Behrooz Sarafraz has agreed to settle the SEC’s charges by paying disgorgement of his commissions, prejudgment interest, and a penalty for a total of more than $22 million.
“By failing to become associated with a registered broker-dealer, Sarafraz denied investors the protections of regulatory oversight and firm supervision,” said Michele Wein Layne, director of the SEC’s Los Angeles Regional Office. “The SEC is committed to holding such unregistered salespeople accountable for their conduct.”
According to the SEC’s complaint filed in federal court in San Francisco, Sarafraz acted as the primary salesman on behalf of TVC Opus I Drilling Program LP and Tri-Valley Corporation, which were based in Bakersfield, Calif. From February 2002 to April 2010, these companies raised more than $140 million for their oil-and-gas drilling venture. While Sarafraz was raising money for these entities, he was not associated with any broker-dealer registered with the SEC.
The SEC's complaint charges Sarafraz with violating Section 15(a) of the Securities Exchange Act of 1934, which requires securities salesmen to be associated with broker-dealers that are registered with the SEC.

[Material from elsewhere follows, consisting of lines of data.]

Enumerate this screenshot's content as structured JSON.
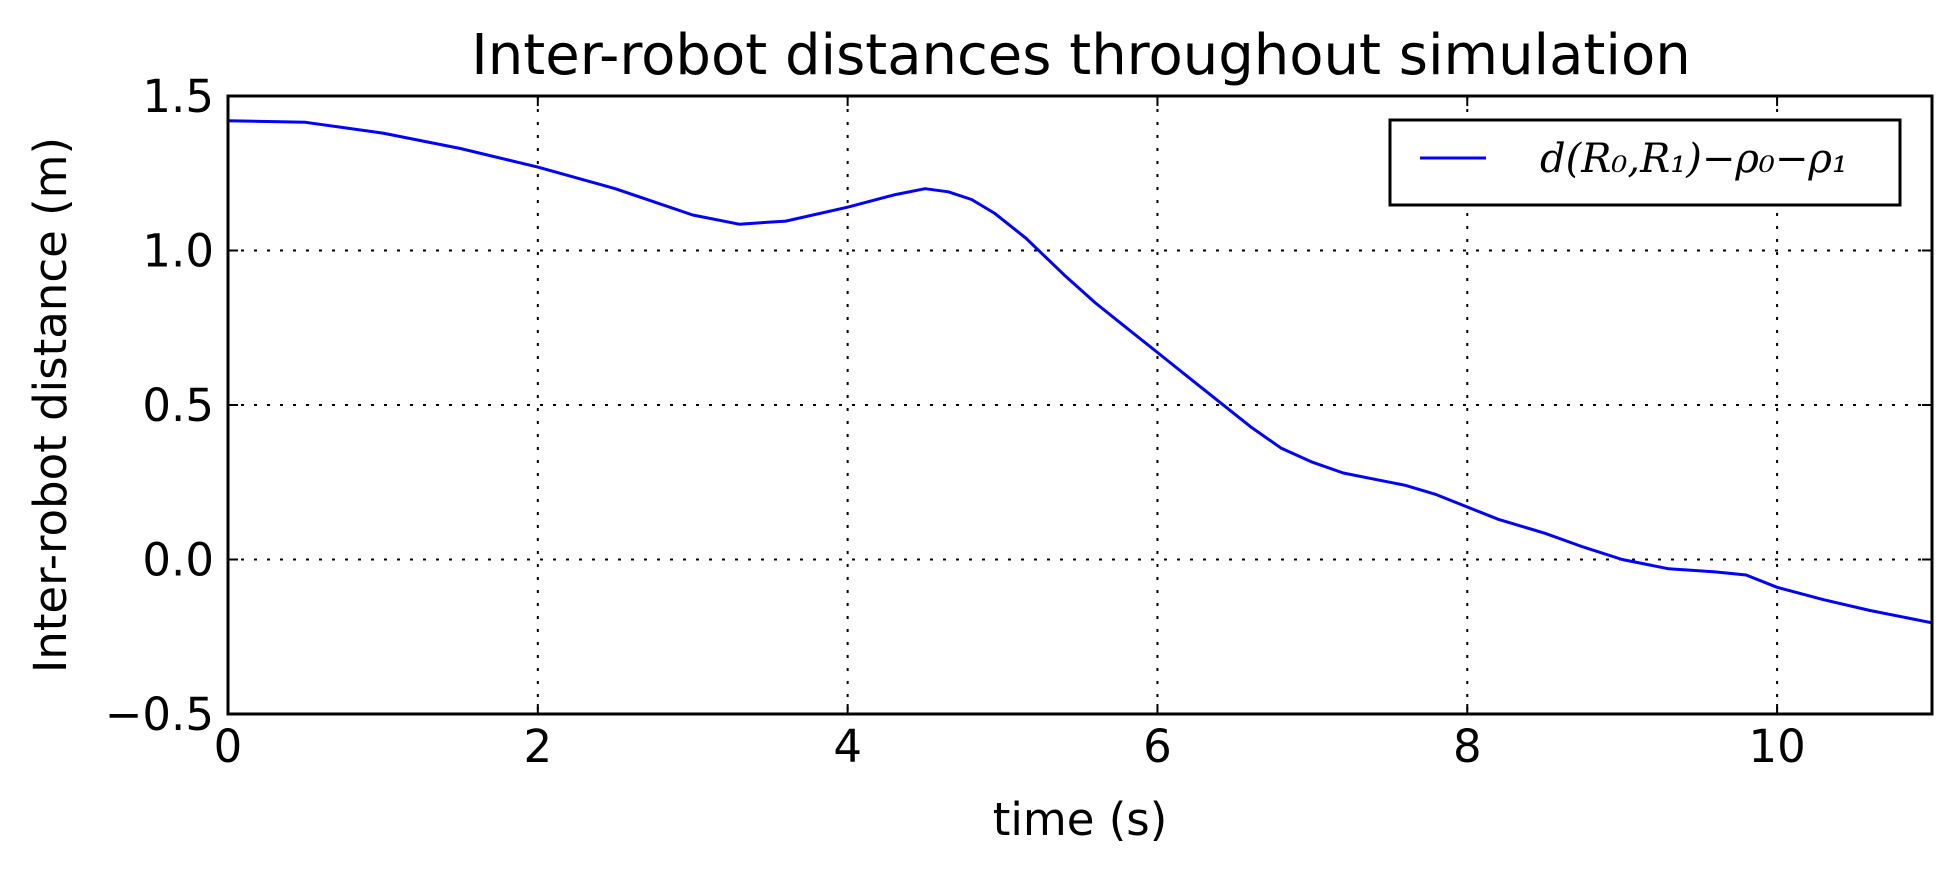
{
  "chart_data": {
    "type": "line",
    "title": "Inter-robot distances throughout simulation",
    "xlabel": "time (s)",
    "ylabel": "Inter-robot distance (m)",
    "xlim": [
      0,
      11
    ],
    "ylim": [
      -0.5,
      1.5
    ],
    "xticks": [
      0,
      2,
      4,
      6,
      8,
      10
    ],
    "xtick_labels": [
      "0",
      "2",
      "4",
      "6",
      "8",
      "10"
    ],
    "yticks": [
      -0.5,
      0.0,
      0.5,
      1.0,
      1.5
    ],
    "ytick_labels": [
      "−0.5",
      "0.0",
      "0.5",
      "1.0",
      "1.5"
    ],
    "grid": true,
    "legend_position": "top-right",
    "series": [
      {
        "name": "d(R₀,R₁)−ρ₀−ρ₁",
        "color": "#0000ff",
        "x": [
          0.0,
          0.5,
          1.0,
          1.5,
          2.0,
          2.5,
          3.0,
          3.3,
          3.6,
          4.0,
          4.3,
          4.5,
          4.65,
          4.8,
          4.95,
          5.15,
          5.4,
          5.6,
          5.8,
          6.0,
          6.3,
          6.6,
          6.8,
          7.0,
          7.2,
          7.4,
          7.6,
          7.8,
          8.0,
          8.2,
          8.5,
          8.75,
          9.0,
          9.3,
          9.6,
          9.8,
          10.0,
          10.3,
          10.6,
          11.0
        ],
        "y": [
          1.42,
          1.415,
          1.38,
          1.33,
          1.27,
          1.2,
          1.115,
          1.085,
          1.095,
          1.14,
          1.18,
          1.2,
          1.19,
          1.165,
          1.12,
          1.04,
          0.92,
          0.83,
          0.75,
          0.67,
          0.55,
          0.43,
          0.36,
          0.315,
          0.28,
          0.26,
          0.24,
          0.21,
          0.17,
          0.13,
          0.085,
          0.04,
          0.0,
          -0.03,
          -0.04,
          -0.05,
          -0.09,
          -0.13,
          -0.165,
          -0.205
        ]
      }
    ]
  }
}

According to the SEC’s complaint, Sarafraz worked full-time locating investors for the Opus and Tri-Valley oil-and-gas ventures. He described the investment program to investors and recommended they purchase Opus partnership interests or securities of Tri-Valley and its affiliated entities. In return, Sarafraz received commissions that ranged from seven to 17 percent of the sales proceeds that he and members of a sales network generated. The SEC alleges that Opus and Tri-Valley paid Sarafraz approximately $18.3 million in sales commissions. He paid approximately $1.9 million to others as referral fees and kept the remaining $16.4 million for himself.
Sarafraz has agreed to settle the SEC’s charges by consenting to entry of a final judgment ordering him to pay a total of $22,482,318.87 without admitting or denying the allegations. The sum consists of $16,406,459 in disgorgement, $6,075,859.87 in prejudgment interest, and a $50,000 penalty. The final judgment will also permanently enjoin him from violating Section 15(a) of the Exchange Act. The settlement is subject to court approval.
The SEC’s investigation was conducted by William Fiske and Marc Blau of the Los Angeles Regional Office.